Axa accroît sa force de frappe

21-06-2010
En voulant céder ses activités britanniques d'assurance vie, épargne et retraite à son concurrent Resolution, Axa vise à accroître sa force de frappe pour se recentrer vers des zones plus attractives à l'image de l'Asie, l'Europe de l'Est ou encore l'Amérique du Sud. «Le Royaume-Uni est un marché très éclaté et complexe en matière d'offre financière et d'assurance, dans lequel Axa ne s'était jamais véritablement bien développé. Le chiffre d'affaires du Royaume-Uni ne représentait respectivement que 6% et 4% des chiffres d'affaires totaux 2008 et 2009 en vie, épargne et retraite», indique CM-CIC Securities.
Les activités à céder pour un montant prévu de 3,3 milliards d'euros, sous réserve de l'aboutissement des discussions entre Axa et Resolution, ont accusé une perte nette de 33 millions d'euros en 2009, contre un bénéfice de 257 millions en 2008. «Cette opération renforce à court terme la solidité financière du groupe et devrait offrir des possibilités de redéploiement dans des zones à plus fort potentiel», relève CM-CIC.

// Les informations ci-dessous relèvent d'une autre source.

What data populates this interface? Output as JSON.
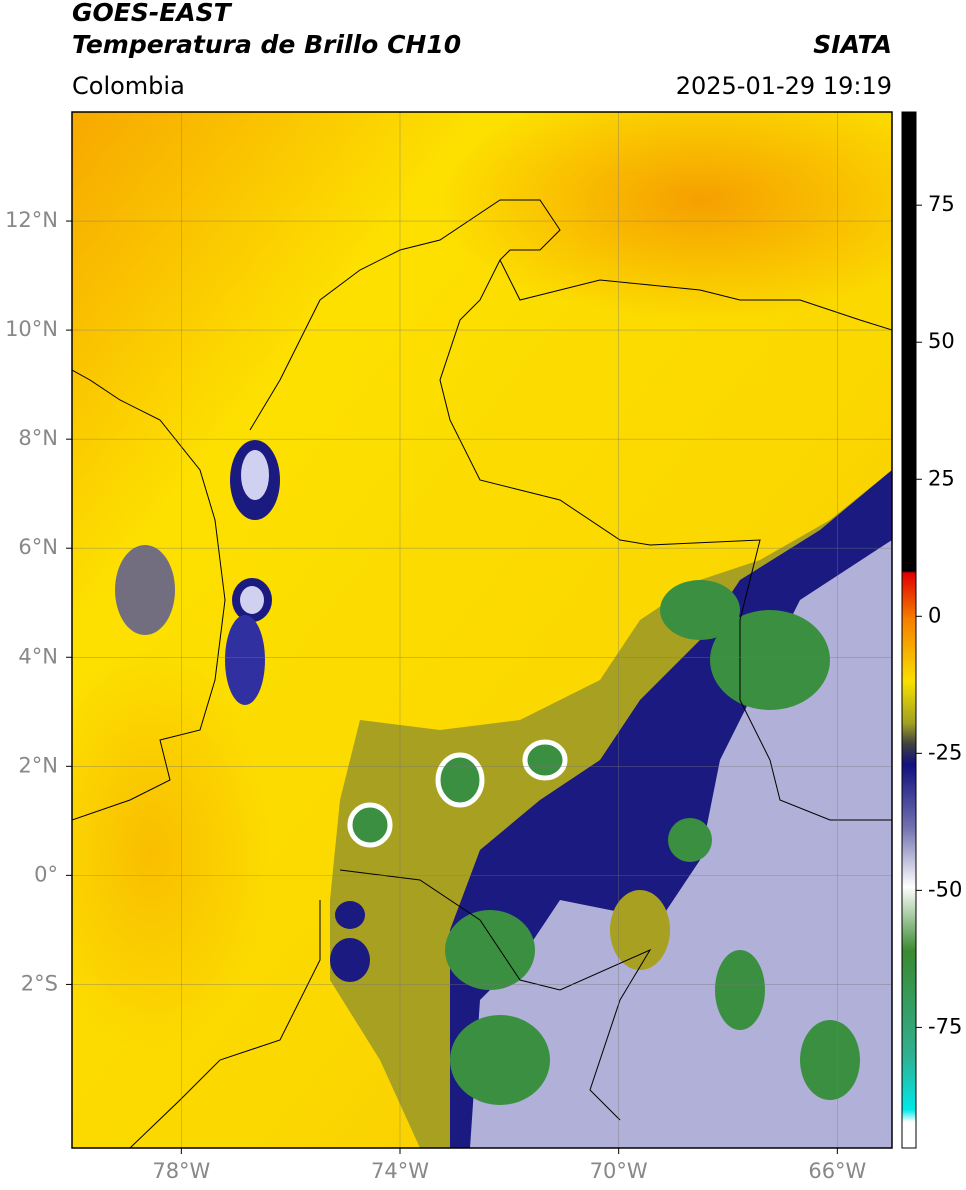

Toutefois, ce recentrage à un prix. Axa accusera en effet une moins-value de 1,4 milliard d'euros, qui serait comptabilisée dans le résultat net 2010. Sur les 3,3 milliards d'euros, 2,7 milliards seraient réglés en numéraire et 600 millions en titres senior à paiement différé. «Après le rachat pour 0,9 milliard d'euros d'actions AXA APH actuellement détenues par AXA Life UK, le montant net reçu en numéraire serait de 1,7 milliard d'euros pour le groupe», a indiqué Axa.
Cette cession apporterait à Axa quatre points de ratio de Solvabilité I, estimé à fin mars 2010 à plus de 180% et réduirait d'un point le ratio d'endettement du groupe, de 26% à fin 2009. Les fonds propres d' Axa, conseillé sur l'opération par Credit Suisse, s'établissaient parallèlement à 50 milliards d'euros à fin 2009. « Axa n'a pas de réel besoin de cash, mais cet apport faciliterait le financement d'acquisition», souligne un analyste.

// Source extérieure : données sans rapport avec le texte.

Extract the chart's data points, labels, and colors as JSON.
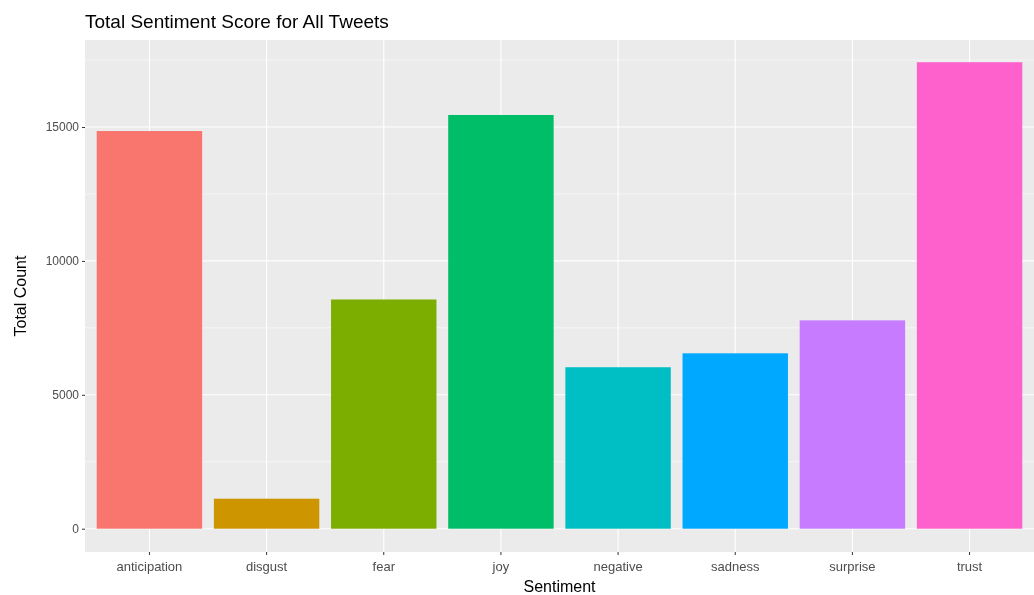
{
  "chart_data": {
    "type": "bar",
    "title": "Total Sentiment Score for All Tweets",
    "xlabel": "Sentiment",
    "ylabel": "Total Count",
    "categories": [
      "anticipation",
      "disgust",
      "fear",
      "joy",
      "negative",
      "sadness",
      "surprise",
      "trust"
    ],
    "values": [
      14850,
      1120,
      8560,
      15450,
      6030,
      6550,
      7780,
      17420
    ],
    "colors": [
      "#f8766d",
      "#cd9600",
      "#7cae00",
      "#00be67",
      "#00bfc4",
      "#00a9ff",
      "#c77cff",
      "#ff61cc"
    ],
    "ylim": [
      -870,
      18250
    ],
    "yticks": [
      0,
      5000,
      10000,
      15000
    ],
    "grid": true
  }
}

Axa entend toutefois conserver ses autres activités britanniques telles que l'assurance santé et la gestion d'actifs, plus rentables et moins consommatrices de fonds propres dans la perspective de Solvabilité II.
Cette opération, si elle se réalise, constituerait la troisième plus importante opération de fusions-acquisitions dans le secteur de l'assurance depuis le début de l'année au niveau mondial, selon des données compilées par Thomson Reuters.